After two hours heading East we turned south once again. After another two hours there was one place where I knew for certain that we weren't at - Cherbourg beach! By this time my brain had suffered a complete meltdown and I had absolutely no idea where were, or even which side of the Cherbourg Penninsula we had gone down. I was about to give the order to turn north and head back to the English coast when the fog started to slowly lift. My feelings of relief were quickly replaced by those of ... "extreme anxiety".... no, there's no other word for it ... "horror" is what I felt as less than fifty yards away, one jagged rock after another grinned hungrily at poor Chlamys and her happles crew as we slid towards them. I immediately engaged nuetral and tried to maintain a stationary position. For all I knew there were just as many rocks behind us as in front of us! 

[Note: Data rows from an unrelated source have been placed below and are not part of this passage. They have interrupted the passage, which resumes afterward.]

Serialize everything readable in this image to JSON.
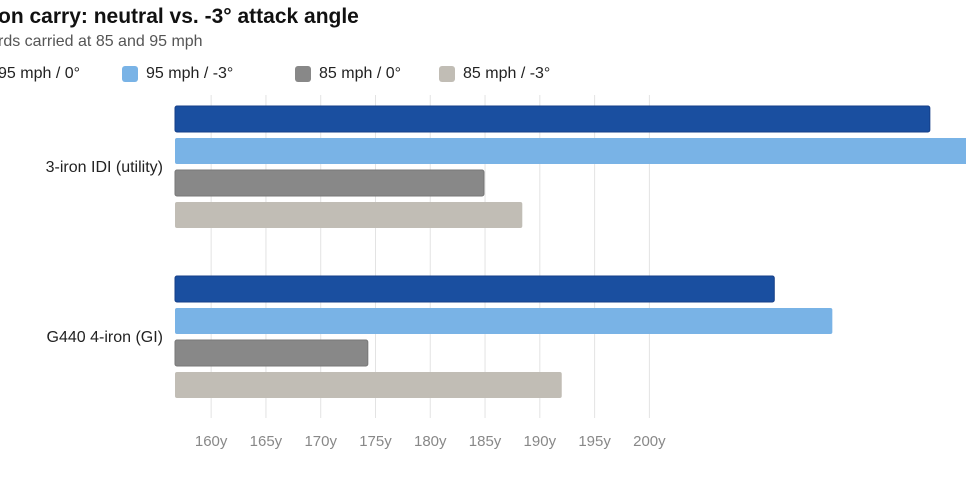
{
  "chart_data": {
    "type": "bar",
    "orientation": "horizontal",
    "title": "on carry: neutral vs. -3° attack angle",
    "subtitle": "rds carried at 85 and 95 mph",
    "categories": [
      "3-iron IDI (utility)",
      "G440 4-iron (GI)"
    ],
    "series": [
      {
        "name": "95 mph / 0°",
        "color": "#1a4fa0",
        "values": [
          225.6,
          211.4
        ]
      },
      {
        "name": "95 mph / -3°",
        "color": "#79b3e6",
        "values": [
          229.5,
          216.7
        ]
      },
      {
        "name": "85 mph / 0°",
        "color": "#888888",
        "values": [
          184.9,
          174.3
        ]
      },
      {
        "name": "85 mph / -3°",
        "color": "#c1bdb5",
        "values": [
          188.4,
          192.0
        ]
      }
    ],
    "xticks": [
      160,
      165,
      170,
      175,
      180,
      185,
      190,
      195,
      200
    ],
    "xtick_labels": [
      "160y",
      "165y",
      "170y",
      "175y",
      "180y",
      "185y",
      "190y",
      "195y",
      "200y"
    ],
    "xlim": [
      156.7,
      228.9
    ],
    "grid": true,
    "legend_position": "top"
  }
}
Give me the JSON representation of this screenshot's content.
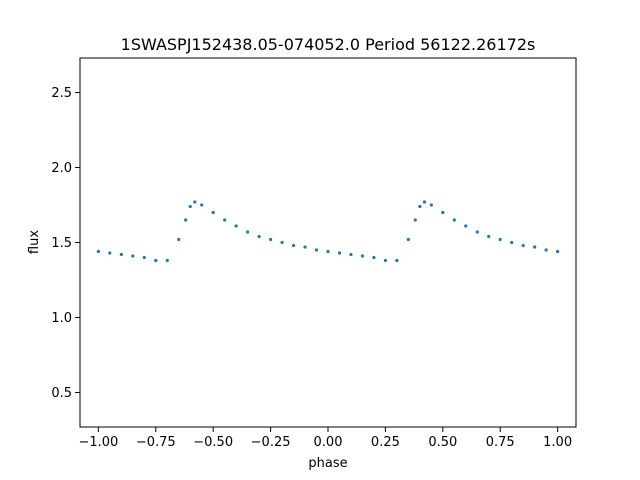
{
  "chart_data": {
    "type": "scatter",
    "title": "1SWASPJ152438.05-074052.0 Period 56122.26172s",
    "xlabel": "phase",
    "ylabel": "flux",
    "xlim": [
      -1.08,
      1.08
    ],
    "ylim": [
      0.27,
      2.73
    ],
    "xticks": [
      -1.0,
      -0.75,
      -0.5,
      -0.25,
      0.0,
      0.25,
      0.5,
      0.75,
      1.0
    ],
    "xtick_labels": [
      "−1.00",
      "−0.75",
      "−0.50",
      "−0.25",
      "0.00",
      "0.25",
      "0.50",
      "0.75",
      "1.00"
    ],
    "yticks": [
      0.5,
      1.0,
      1.5,
      2.0,
      2.5
    ],
    "ytick_labels": [
      "0.5",
      "1.0",
      "1.5",
      "2.0",
      "2.5"
    ],
    "grid": false,
    "marker_color": "#1f77b4",
    "series": [
      {
        "x": [
          -1.0,
          -0.95,
          -0.9,
          -0.85,
          -0.8,
          -0.75,
          -0.7,
          -0.65,
          -0.62,
          -0.6,
          -0.58,
          -0.55,
          -0.5,
          -0.45,
          -0.4,
          -0.35,
          -0.3,
          -0.25,
          -0.2,
          -0.15,
          -0.1,
          -0.05,
          0.0,
          0.05,
          0.1,
          0.15,
          0.2,
          0.25,
          0.3,
          0.35,
          0.38,
          0.4,
          0.42,
          0.45,
          0.5,
          0.55,
          0.6,
          0.65,
          0.7,
          0.75,
          0.8,
          0.85,
          0.9,
          0.95,
          1.0
        ],
        "y": [
          1.44,
          1.43,
          1.42,
          1.41,
          1.4,
          1.38,
          1.38,
          1.52,
          1.65,
          1.74,
          1.77,
          1.75,
          1.7,
          1.65,
          1.61,
          1.57,
          1.54,
          1.52,
          1.5,
          1.48,
          1.47,
          1.45,
          1.44,
          1.43,
          1.42,
          1.41,
          1.4,
          1.38,
          1.38,
          1.52,
          1.65,
          1.74,
          1.77,
          1.75,
          1.7,
          1.65,
          1.61,
          1.57,
          1.54,
          1.52,
          1.5,
          1.48,
          1.47,
          1.45,
          1.44
        ]
      }
    ]
  }
}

As the fog continued to lift, the scene became ever more unnerving as more and more rocks appeared out of the slowly thinning fog. It seemed  miraculous that we were still afloat! Then, the hallucination was complete. A very large rock emerged - a small island in fact. Perched on top, was a small building. On top of that was a flag staff. On the flag staff flew the union flag! We had spent 24 hours steaming southwards away from the south coast of England and towards France, only, it seemed, to have arrived somewhere in Cornwall - albeit nowhere that fitted with my understanding of the Cornish coast!

Then I was convinced I was either experiencing some sort of psychotic episode or that we had slipped through a time warp into a parallel universe. Thankfully, before the crew appreciated quite how out of my depth I was, another vessel hove into view. With every vestige of sense of competence, let alone, command, having already deserted me, I (and the rest of the crew) waved and shouted at the vision before us. Soon we could make out that the returning gestures meant "follow me". So we did.  Through a tortuous winding channel with rocks snapping at our flanks on both sides, as the 'oily' waters hissed and surged over the jaws of doom in the windless mist. After about 10 minutes our saviour dropped anchor amongst a clear patch of water and signalled for us to do the same. 

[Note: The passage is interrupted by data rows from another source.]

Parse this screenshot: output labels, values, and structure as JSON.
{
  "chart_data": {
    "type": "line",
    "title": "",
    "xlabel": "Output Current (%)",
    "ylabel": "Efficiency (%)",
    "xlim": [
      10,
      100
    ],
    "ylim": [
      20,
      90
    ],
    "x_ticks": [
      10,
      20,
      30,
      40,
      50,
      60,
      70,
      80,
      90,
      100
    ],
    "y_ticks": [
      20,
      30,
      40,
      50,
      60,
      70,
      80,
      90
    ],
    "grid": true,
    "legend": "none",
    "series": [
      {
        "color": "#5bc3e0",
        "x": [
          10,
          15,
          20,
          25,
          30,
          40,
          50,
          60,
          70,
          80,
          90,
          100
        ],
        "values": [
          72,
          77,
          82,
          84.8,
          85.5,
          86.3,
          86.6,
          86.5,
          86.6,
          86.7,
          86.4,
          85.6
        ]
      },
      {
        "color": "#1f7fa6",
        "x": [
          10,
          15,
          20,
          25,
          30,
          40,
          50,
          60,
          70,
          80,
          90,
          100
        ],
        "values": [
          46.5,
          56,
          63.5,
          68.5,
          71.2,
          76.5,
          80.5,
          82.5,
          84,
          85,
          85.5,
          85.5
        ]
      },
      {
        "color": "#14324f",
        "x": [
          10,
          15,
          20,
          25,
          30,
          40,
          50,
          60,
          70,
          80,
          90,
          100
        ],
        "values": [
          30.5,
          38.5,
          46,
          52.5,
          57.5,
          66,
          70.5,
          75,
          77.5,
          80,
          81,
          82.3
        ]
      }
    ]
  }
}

"Someone will have to row over to ask where we are" I croaked. To a man and woman, (including the navigator) the crew made it quite clear who that someone should be. So off I went, vowing never, ever, to set foot on a boat again. On arrival, it was immediately apparent that despite the union flag fluttering nearby, our guardian angels were in fact French. At last something made a little sense. Their skipper's English was nearly as bad as my French. In the wheelhouse, with the aid of a thoroughly ancient chart which took him ages to locate (he clearly never had cause to refer to it) he showed me where we were; Les Ecrehous.  A clump of rocks situated roughly halfway between Jersey and the west side of the Cherbourg Penninsula. Then he took me outside on deck and pointed west where the east end of Jersey was now just visible and gave me instructions and a sketch scribbled on a scrap of paper, for navigating the rocky channels to safety and the port of Gory about 8 miles off. His instructions ended with the words "vite, vite". I got the message - "quickly before the tide changes"!

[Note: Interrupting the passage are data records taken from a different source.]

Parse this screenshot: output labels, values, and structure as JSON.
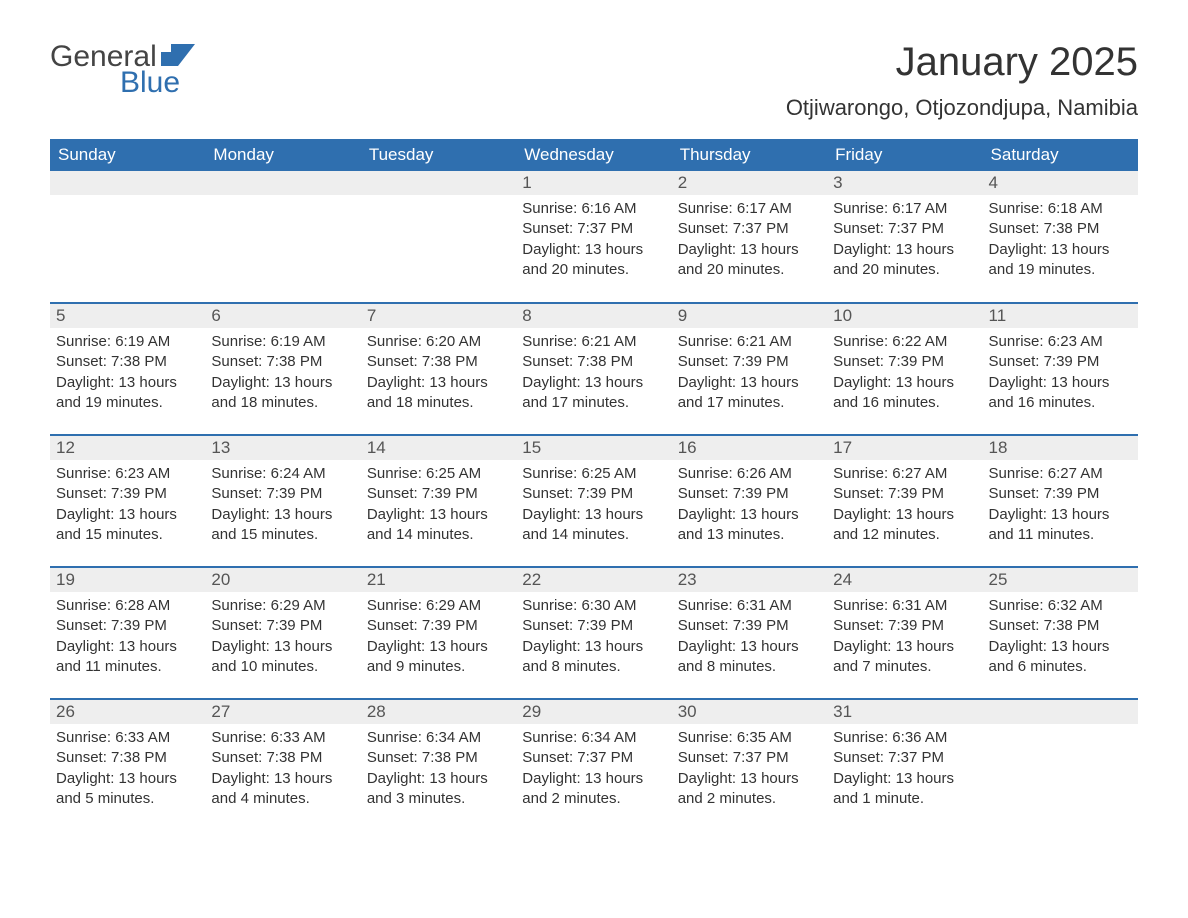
{
  "brand": {
    "part1": "General",
    "part2": "Blue"
  },
  "title": "January 2025",
  "subtitle": "Otjiwarongo, Otjozondjupa, Namibia",
  "colors": {
    "header_bg": "#2f6faf",
    "header_text": "#ffffff",
    "daynum_bg": "#eeeeee",
    "row_border": "#2f6faf",
    "body_text": "#333333",
    "brand_blue": "#2f6faf"
  },
  "weekdays": [
    "Sunday",
    "Monday",
    "Tuesday",
    "Wednesday",
    "Thursday",
    "Friday",
    "Saturday"
  ],
  "weeks": [
    [
      {
        "empty": true
      },
      {
        "empty": true
      },
      {
        "empty": true
      },
      {
        "day": "1",
        "sunrise": "Sunrise: 6:16 AM",
        "sunset": "Sunset: 7:37 PM",
        "daylight": "Daylight: 13 hours and 20 minutes."
      },
      {
        "day": "2",
        "sunrise": "Sunrise: 6:17 AM",
        "sunset": "Sunset: 7:37 PM",
        "daylight": "Daylight: 13 hours and 20 minutes."
      },
      {
        "day": "3",
        "sunrise": "Sunrise: 6:17 AM",
        "sunset": "Sunset: 7:37 PM",
        "daylight": "Daylight: 13 hours and 20 minutes."
      },
      {
        "day": "4",
        "sunrise": "Sunrise: 6:18 AM",
        "sunset": "Sunset: 7:38 PM",
        "daylight": "Daylight: 13 hours and 19 minutes."
      }
    ],
    [
      {
        "day": "5",
        "sunrise": "Sunrise: 6:19 AM",
        "sunset": "Sunset: 7:38 PM",
        "daylight": "Daylight: 13 hours and 19 minutes."
      },
      {
        "day": "6",
        "sunrise": "Sunrise: 6:19 AM",
        "sunset": "Sunset: 7:38 PM",
        "daylight": "Daylight: 13 hours and 18 minutes."
      },
      {
        "day": "7",
        "sunrise": "Sunrise: 6:20 AM",
        "sunset": "Sunset: 7:38 PM",
        "daylight": "Daylight: 13 hours and 18 minutes."
      },
      {
        "day": "8",
        "sunrise": "Sunrise: 6:21 AM",
        "sunset": "Sunset: 7:38 PM",
        "daylight": "Daylight: 13 hours and 17 minutes."
      },
      {
        "day": "9",
        "sunrise": "Sunrise: 6:21 AM",
        "sunset": "Sunset: 7:39 PM",
        "daylight": "Daylight: 13 hours and 17 minutes."
      },
      {
        "day": "10",
        "sunrise": "Sunrise: 6:22 AM",
        "sunset": "Sunset: 7:39 PM",
        "daylight": "Daylight: 13 hours and 16 minutes."
      },
      {
        "day": "11",
        "sunrise": "Sunrise: 6:23 AM",
        "sunset": "Sunset: 7:39 PM",
        "daylight": "Daylight: 13 hours and 16 minutes."
      }
    ],
    [
      {
        "day": "12",
        "sunrise": "Sunrise: 6:23 AM",
        "sunset": "Sunset: 7:39 PM",
        "daylight": "Daylight: 13 hours and 15 minutes."
      },
      {
        "day": "13",
        "sunrise": "Sunrise: 6:24 AM",
        "sunset": "Sunset: 7:39 PM",
        "daylight": "Daylight: 13 hours and 15 minutes."
      },
      {
        "day": "14",
        "sunrise": "Sunrise: 6:25 AM",
        "sunset": "Sunset: 7:39 PM",
        "daylight": "Daylight: 13 hours and 14 minutes."
      },
      {
        "day": "15",
        "sunrise": "Sunrise: 6:25 AM",
        "sunset": "Sunset: 7:39 PM",
        "daylight": "Daylight: 13 hours and 14 minutes."
      },
      {
        "day": "16",
        "sunrise": "Sunrise: 6:26 AM",
        "sunset": "Sunset: 7:39 PM",
        "daylight": "Daylight: 13 hours and 13 minutes."
      },
      {
        "day": "17",
        "sunrise": "Sunrise: 6:27 AM",
        "sunset": "Sunset: 7:39 PM",
        "daylight": "Daylight: 13 hours and 12 minutes."
      },
      {
        "day": "18",
        "sunrise": "Sunrise: 6:27 AM",
        "sunset": "Sunset: 7:39 PM",
        "daylight": "Daylight: 13 hours and 11 minutes."
      }
    ],
    [
      {
        "day": "19",
        "sunrise": "Sunrise: 6:28 AM",
        "sunset": "Sunset: 7:39 PM",
        "daylight": "Daylight: 13 hours and 11 minutes."
      },
      {
        "day": "20",
        "sunrise": "Sunrise: 6:29 AM",
        "sunset": "Sunset: 7:39 PM",
        "daylight": "Daylight: 13 hours and 10 minutes."
      },
      {
        "day": "21",
        "sunrise": "Sunrise: 6:29 AM",
        "sunset": "Sunset: 7:39 PM",
        "daylight": "Daylight: 13 hours and 9 minutes."
      },
      {
        "day": "22",
        "sunrise": "Sunrise: 6:30 AM",
        "sunset": "Sunset: 7:39 PM",
        "daylight": "Daylight: 13 hours and 8 minutes."
      },
      {
        "day": "23",
        "sunrise": "Sunrise: 6:31 AM",
        "sunset": "Sunset: 7:39 PM",
        "daylight": "Daylight: 13 hours and 8 minutes."
      },
      {
        "day": "24",
        "sunrise": "Sunrise: 6:31 AM",
        "sunset": "Sunset: 7:39 PM",
        "daylight": "Daylight: 13 hours and 7 minutes."
      },
      {
        "day": "25",
        "sunrise": "Sunrise: 6:32 AM",
        "sunset": "Sunset: 7:38 PM",
        "daylight": "Daylight: 13 hours and 6 minutes."
      }
    ],
    [
      {
        "day": "26",
        "sunrise": "Sunrise: 6:33 AM",
        "sunset": "Sunset: 7:38 PM",
        "daylight": "Daylight: 13 hours and 5 minutes."
      },
      {
        "day": "27",
        "sunrise": "Sunrise: 6:33 AM",
        "sunset": "Sunset: 7:38 PM",
        "daylight": "Daylight: 13 hours and 4 minutes."
      },
      {
        "day": "28",
        "sunrise": "Sunrise: 6:34 AM",
        "sunset": "Sunset: 7:38 PM",
        "daylight": "Daylight: 13 hours and 3 minutes."
      },
      {
        "day": "29",
        "sunrise": "Sunrise: 6:34 AM",
        "sunset": "Sunset: 7:37 PM",
        "daylight": "Daylight: 13 hours and 2 minutes."
      },
      {
        "day": "30",
        "sunrise": "Sunrise: 6:35 AM",
        "sunset": "Sunset: 7:37 PM",
        "daylight": "Daylight: 13 hours and 2 minutes."
      },
      {
        "day": "31",
        "sunrise": "Sunrise: 6:36 AM",
        "sunset": "Sunset: 7:37 PM",
        "daylight": "Daylight: 13 hours and 1 minute."
      },
      {
        "empty": true
      }
    ]
  ]
}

Feeling sane once again, but still in a state of high anxiety, I rowed back to Chlamys as fast as I could, scrambled aboard and gave the order to weigh anchor as quickly as possible. Then with the aid of the sketch the French skipper had provided, we somehow escaped the jaws of hell and two hours later, tied up in Gory, mightily relieved. The booze and food consumed later in the pub tasted wonderful and that night we slept like the dead!

The next day we plotted our course backwards as it were. When we turned East, we were indeed MUCH further west than estimated - even further than we allowed for in our correction. We had also over estimated our speed and were therefore further north. Unwittingly, our final course changes took us straight down the Alderney race which we entered at high water. As the ebb tide gathered pace we shot through the race at over 10 knots over the ground until being spat out in Les Echrehous!

So, what's the difference between a piece of string and a GPS? Simple. "Peace of mind."